U.S. Defense Secretary Lloyd Austin is in Brussels for a meeting of NATO defense ministers Thursday and Friday to talk about security issues in Afghanistan, tensions with Russia and technology policy.
“I’m here to help advance NATO’s military adaptation, and ensure the alliance is prepared for the challenges of the future,” Austin tweeted after arriving Wednesday.
NATO Secretary General Jens Stoltenberg said the defense ministers would discuss preventing Afghanistan from becoming a safe haven for terrorists, and making sure Afghans evacuated during a massive airlift operation are able to resettle in NATO member states and not remain at transit centers.
“The most urgent role NATO has, and the most immediate task we are faced with, is to resettle Afghans who worked with us,” Stoltenberg told reporters ahead of the ministerial. “And NATO Allies and the NATO partners were able to get more than 120,000 people, many of them Afghans, out of Afghanistan. And we still, Allies and partners, are still working on how to get more people out.”

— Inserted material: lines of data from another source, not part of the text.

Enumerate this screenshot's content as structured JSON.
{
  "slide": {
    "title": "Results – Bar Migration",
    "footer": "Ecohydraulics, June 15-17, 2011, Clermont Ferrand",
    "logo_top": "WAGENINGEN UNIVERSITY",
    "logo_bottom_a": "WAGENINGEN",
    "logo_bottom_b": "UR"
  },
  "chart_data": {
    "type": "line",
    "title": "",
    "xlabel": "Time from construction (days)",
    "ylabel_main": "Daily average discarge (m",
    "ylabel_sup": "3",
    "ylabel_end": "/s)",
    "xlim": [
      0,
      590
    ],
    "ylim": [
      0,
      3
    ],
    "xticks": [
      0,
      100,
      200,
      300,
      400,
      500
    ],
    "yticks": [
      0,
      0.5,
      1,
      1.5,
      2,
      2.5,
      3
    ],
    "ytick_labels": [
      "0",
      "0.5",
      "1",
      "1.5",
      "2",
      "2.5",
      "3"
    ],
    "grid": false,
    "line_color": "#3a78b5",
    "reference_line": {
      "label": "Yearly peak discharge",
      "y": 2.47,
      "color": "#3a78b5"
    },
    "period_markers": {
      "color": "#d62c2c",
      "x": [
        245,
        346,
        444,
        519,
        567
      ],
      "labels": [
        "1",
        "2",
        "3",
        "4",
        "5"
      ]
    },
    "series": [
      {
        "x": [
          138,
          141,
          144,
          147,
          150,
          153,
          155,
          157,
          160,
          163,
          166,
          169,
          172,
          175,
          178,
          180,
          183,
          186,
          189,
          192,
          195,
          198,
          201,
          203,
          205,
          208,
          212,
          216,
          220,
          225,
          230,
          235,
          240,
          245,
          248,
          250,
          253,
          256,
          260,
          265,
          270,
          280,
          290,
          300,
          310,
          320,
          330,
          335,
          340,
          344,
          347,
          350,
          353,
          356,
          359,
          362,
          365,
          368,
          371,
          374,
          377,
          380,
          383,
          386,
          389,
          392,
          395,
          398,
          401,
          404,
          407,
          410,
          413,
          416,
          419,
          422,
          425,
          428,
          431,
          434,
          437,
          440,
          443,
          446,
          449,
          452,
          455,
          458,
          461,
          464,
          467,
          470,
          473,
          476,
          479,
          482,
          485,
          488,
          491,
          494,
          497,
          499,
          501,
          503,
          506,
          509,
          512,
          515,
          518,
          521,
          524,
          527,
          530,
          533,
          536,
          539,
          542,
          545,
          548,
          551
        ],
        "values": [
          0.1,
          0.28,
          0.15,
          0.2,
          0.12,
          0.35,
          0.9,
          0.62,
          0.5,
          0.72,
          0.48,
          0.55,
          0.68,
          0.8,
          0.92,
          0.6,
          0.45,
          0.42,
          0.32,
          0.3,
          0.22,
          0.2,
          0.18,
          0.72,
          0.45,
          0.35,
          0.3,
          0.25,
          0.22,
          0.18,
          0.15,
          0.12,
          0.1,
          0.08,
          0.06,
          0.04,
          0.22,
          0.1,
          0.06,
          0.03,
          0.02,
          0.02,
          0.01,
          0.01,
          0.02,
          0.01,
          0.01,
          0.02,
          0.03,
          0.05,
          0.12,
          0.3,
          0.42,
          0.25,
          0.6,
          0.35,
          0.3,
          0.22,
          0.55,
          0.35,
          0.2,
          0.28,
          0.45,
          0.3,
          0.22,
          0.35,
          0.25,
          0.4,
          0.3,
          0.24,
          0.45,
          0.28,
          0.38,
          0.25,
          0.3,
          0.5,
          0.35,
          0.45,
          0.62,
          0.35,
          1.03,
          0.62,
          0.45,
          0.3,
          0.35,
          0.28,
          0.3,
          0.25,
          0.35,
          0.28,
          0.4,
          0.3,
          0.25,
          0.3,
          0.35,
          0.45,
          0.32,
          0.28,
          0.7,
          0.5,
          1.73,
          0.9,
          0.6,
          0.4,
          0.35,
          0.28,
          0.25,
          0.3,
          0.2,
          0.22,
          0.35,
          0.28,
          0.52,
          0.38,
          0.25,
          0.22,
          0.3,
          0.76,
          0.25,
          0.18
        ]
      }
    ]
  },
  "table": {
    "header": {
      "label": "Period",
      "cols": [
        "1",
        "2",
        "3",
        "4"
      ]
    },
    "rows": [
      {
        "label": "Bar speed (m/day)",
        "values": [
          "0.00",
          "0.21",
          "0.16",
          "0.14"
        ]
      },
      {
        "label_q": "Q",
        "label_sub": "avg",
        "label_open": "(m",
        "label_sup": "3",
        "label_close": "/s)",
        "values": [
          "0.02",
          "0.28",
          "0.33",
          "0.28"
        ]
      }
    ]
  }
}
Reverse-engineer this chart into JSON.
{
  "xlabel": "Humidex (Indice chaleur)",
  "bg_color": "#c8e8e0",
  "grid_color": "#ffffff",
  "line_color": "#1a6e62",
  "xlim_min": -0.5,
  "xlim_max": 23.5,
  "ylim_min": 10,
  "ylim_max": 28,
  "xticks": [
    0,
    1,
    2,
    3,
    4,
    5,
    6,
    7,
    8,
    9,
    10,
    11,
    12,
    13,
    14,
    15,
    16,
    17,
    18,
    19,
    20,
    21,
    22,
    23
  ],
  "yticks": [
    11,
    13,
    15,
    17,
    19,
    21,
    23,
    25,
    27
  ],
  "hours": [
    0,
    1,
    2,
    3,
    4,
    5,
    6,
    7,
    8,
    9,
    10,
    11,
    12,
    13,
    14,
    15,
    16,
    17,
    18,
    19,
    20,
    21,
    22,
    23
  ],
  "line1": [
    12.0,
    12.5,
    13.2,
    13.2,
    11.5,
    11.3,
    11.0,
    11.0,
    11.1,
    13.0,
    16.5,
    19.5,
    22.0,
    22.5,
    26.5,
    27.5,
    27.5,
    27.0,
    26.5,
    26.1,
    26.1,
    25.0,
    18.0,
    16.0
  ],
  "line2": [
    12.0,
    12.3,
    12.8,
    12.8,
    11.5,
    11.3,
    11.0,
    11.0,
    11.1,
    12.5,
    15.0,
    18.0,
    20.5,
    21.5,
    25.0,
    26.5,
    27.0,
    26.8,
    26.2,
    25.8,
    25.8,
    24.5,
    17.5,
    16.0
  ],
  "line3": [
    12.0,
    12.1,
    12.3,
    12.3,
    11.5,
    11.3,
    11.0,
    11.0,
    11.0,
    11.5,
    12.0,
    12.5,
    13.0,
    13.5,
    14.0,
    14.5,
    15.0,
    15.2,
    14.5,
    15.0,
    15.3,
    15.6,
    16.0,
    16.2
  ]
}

Austin traveled to Belgium from Romania, where he said Wednesday the Biden administration is committed to strengthening its Euro-Atlantic bonds while securing NATO’s eastern flank.
Speaking in Bucharest, Austin praised Romania for setting “an important example for allied commitment on sharing responsibility” and defense modernization.
Romania is one of the few NATO nations that spends more than 2% of its Gross Domestic Product on defense, with 20% of that spending going toward modernization — two key NATO spending goals.
The country also hosts about 1,000 rotational U.S. forces who help maintain security of the Black Sea region.
Austin’s visit to Romania followed stops in Ukraine and Georgia, two countries that aspire to join NATO and that are partially occupied by Russian and Russian-backed forces.
Tensions have risen between Russia and the longstanding alliance, with Russia announcing on Monday it was suspending its permanent mission to NATO in response to the alliance’s expulsion of eight Russians earlier this month.
Speaking in Kyiv Tuesday, Austin called Russia an “obstacle” to any peaceful resolution to the war raging in Ukraine’s east.
“We again call on Russia to end its occupation of Crimea, to stop perpetuating the war in Eastern Ukraine, to end its destabilizing activities in the Black Sea and along Ukraine’s borders,” Austin said.
Earlier this year, the largest number of Russian troops amassed near the Ukrainian border since 2014, when Russia annexed Crimea from Kyiv. Russia soon pulled back its troops, however, after taking part in exercises near the Ukraine border.
Russia still occupies about a fifth of Georgia.